Much of human physiology is controlled by electrical stimulation of and by the nerves. Although electronic implants that replace natural stimulation of muscles and nerves, such as the cardiac pacemaker and vagus nerve stimulator, offer a unique means for treating certain diseases for which no other effective therapy exists, many of their complications, such as harmful immune responses and unsustainable power requirements, preclude the development of a lifetime solution. To radically resolve the debilitating issues associated with these electronic neural implants, this CAREER project proposes a new neural implant technology using the patient's own cells. As a proof of concept, this project will create an entirely new type of circuit design, called a multicellular biological neural pacemaker (BNP). The BNP will use cardiomyocytes, the muscle cells that control the beating properties of the heart, as the power source and signal generator. The "generator" will stimulate motor neurons, which in turn can excite muscle cells. The core problem of this design is obtaining synchronized rhythmic activity between the motor neurons and the cardiomyocytes. To establish feasibility, this "wiring" problem will be addressed by genetically engineering functional channels, called gap junctions, between the cell types while they are cultured together. If successful, this transformative technology can be extended broadly to applications ranging from the development of a biological heart pacemaker, to treatment for Parkinson's disease, and to muscle stimulation. Complementary to the research goal, this project will carry out a diversified series of educational activities, including building a competitive interdisciplinary research team, organizing a campuswide Neuroengineering Journal Club and a Neurotechnology Seminar Series, and organizing an annual symposium on biocircuits at the Materials Research Society Spring Meetings.

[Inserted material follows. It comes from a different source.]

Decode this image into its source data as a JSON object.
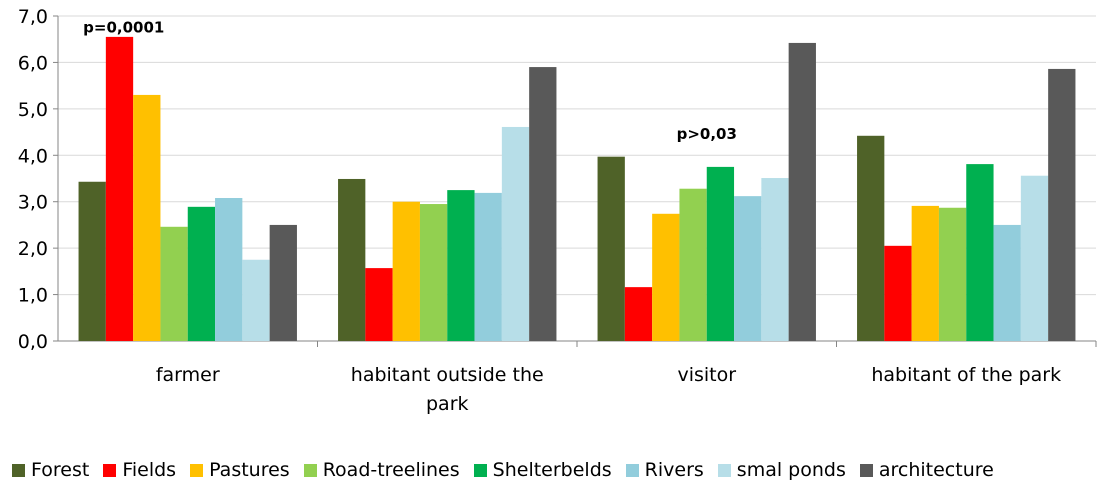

As part of the long-term career goal to establish a research program on the science and engineering of autologous neural implant technology toward the ultimate substitution for electronic neural implants, the focus of this project is to prove this concept through an example biocircuit design of multicellular biological neural pacemaker (BNP). The feasibility for such a design will be investigated using an in vitro coculture system designed to validate the hypothesis that motor neurons can be electrically synchronized to cardiomyocytes via genetically engineered gap junctions. Specifically, this project will: (1) study how cardiomyocytes and motor neurons adapt to a coculture; (2) form functional gap junctions among motor neurons and cardiomyocytes using lentiviral transduction; and (3) recapitulate the results with hiPSC-derived motor neurons and cardiomyocytes. This work will lay the foundation for building this multicellular BNP. Here, in vitro demonstration of intercellular functional wiring for the design of the BNP as an example living implant suggests the possible application of autologous neural implants for medical treatment. Furthermore, this approach of engineering cellular inputs/outputs (I/Os) for wiring atypical heterogeneous biocircuits will spark great interests in the scientific community for cellular I/O engineering and development of application-specific integrated biocircuits. With synthetic cells and specifically designed intercellular I/Os, it will be possible to build, from bottom up, more complex heterogeneous biocircuits of advanced functionalities, thus greatly expanding the engineering capability of biology for a variety of exciting applications.
This award reflects NSF's statutory mission and has been deemed worthy of support through evaluation using the Foundation's intellectual merit and broader impacts review criteria.